An old woman in a Doctors office


An old woman in a Doctors office

Yesterday while sitting in a doctor’s office I saw an older woman in a wheel chair accompanied by a CNA who was taking care of her needs.  She had dementia and was talking loudly like a child, her voice high and shrill, speaking about something that seemed to have happened many years ago.  No one paid her any mind; her attendant did not respond too much since it was most likely something that went on all the time.  There she was, alone, ignored, and she just chatting away, perhaps not knowing that for some she was a simple annoyance.  Yet for her, this elderly woman, her world was real. She was alone, just talking about something that was in fact for her, very important.  In the inner world of each of us, there is no past, present, or future, it is all now. When in a demented state this reality becomes something all too real; where the past becomes the present and the ‘future’ the ‘now’ forgotten    I was reading a book to pass the time, but in my own heart I felt sad (and yes annoyed at the same time) and did what I could and that was pray for her and somehow be with her in her aloneness.  I know for some this sounds foolish, but for me, God, the eternal is the most real thing there is.  The ‘Now’ of God is eternal, our ’Now’ is  fleeting.  So yes it was sad. Yet this elderly woman is not just ‘meat’ but a being made in the image of God, so that makes the sadness perhaps manageable.  I don’t think faith is an escape from life, but allows those who have it to embrace the pain that comes without needing to run away; which I feel leads to self destructive actions and reactions as well.  Secular Humanism can do it for some, giving them the tools to face the absurdity of life and to keep going without giving in to despair. 

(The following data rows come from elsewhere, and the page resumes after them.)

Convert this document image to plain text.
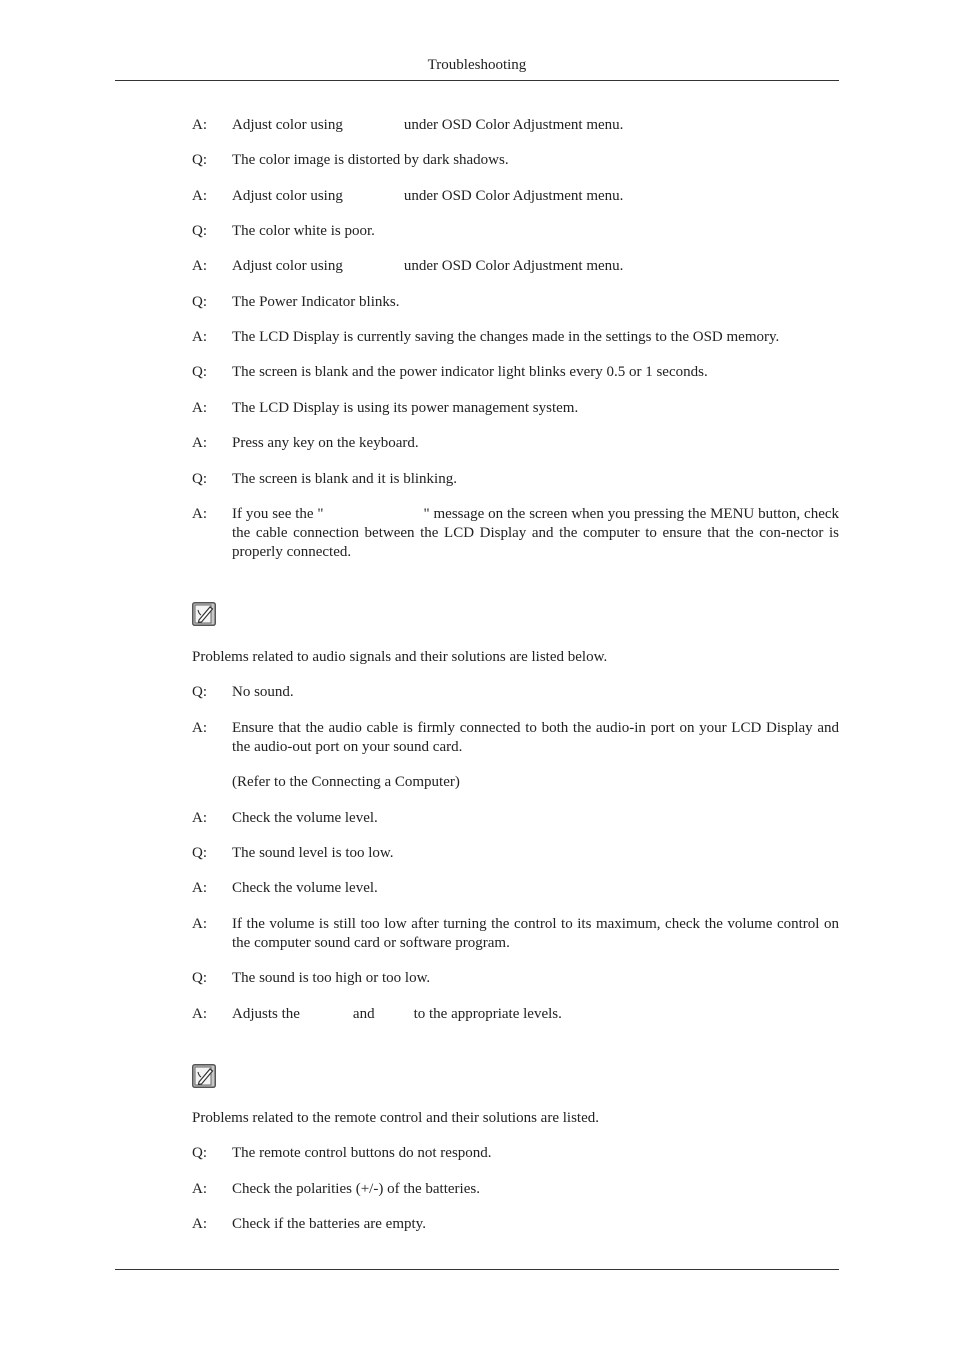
Troubleshooting
A: Adjust color using	under OSD Color Adjustment menu.
Q: The color image is distorted by dark shadows.
A: Adjust color using	under OSD Color Adjustment menu.
Q: The color white is poor.
A: Adjust color using	under OSD Color Adjustment menu.
Q: The Power Indicator blinks.
A: The LCD Display is currently saving the changes made in the settings to the OSD memory.
Q: The screen is blank and the power indicator light blinks every 0.5 or 1 seconds.
A: The LCD Display is using its power management system.
A: Press any key on the keyboard.
Q: The screen is blank and it is blinking.
A: If you see the "	" message on the screen when you pressing the MENU button, check the cable connection between the LCD Display and the computer to ensure that the con-nector is properly connected.
Problems related to audio signals and their solutions are listed below.
Q: No sound.
A: Ensure that the audio cable is firmly connected to both the audio-in port on your LCD Display and the audio-out port on your sound card.
(Refer to the Connecting a Computer)
A: Check the volume level.
Q: The sound level is too low.
A: Check the volume level.
A: If the volume is still too low after turning the control to its maximum, check the volume control on the computer sound card or software program.
Q: The sound is too high or too low.
A: Adjusts the	and	to the appropriate levels.
Problems related to the remote control and their solutions are listed.
Q: The remote control buttons do not respond.
A: Check the polarities (+/-) of the batteries.
A: Check if the batteries are empty.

 As life progresses, at least for me, it becomes more dreamlike.  The far past and the present can at times seem very close; the water that is said to run under the bridge seems to disappear and there is only ‘now’.  This is at times a comfort, at others not.  Life is not what I thought when young and perhaps if I live to be 80 or 90, my understanding will continue to change…..boy that makes me wonder….what are we becoming?  What are we called to?  I think love has something to do with it, for that is what is longed for  and manifested all around us in our art, literature and yes music.  So the term "God is love", is not just a cliché, but telling us something about the actual nature of reality.  Imagine that.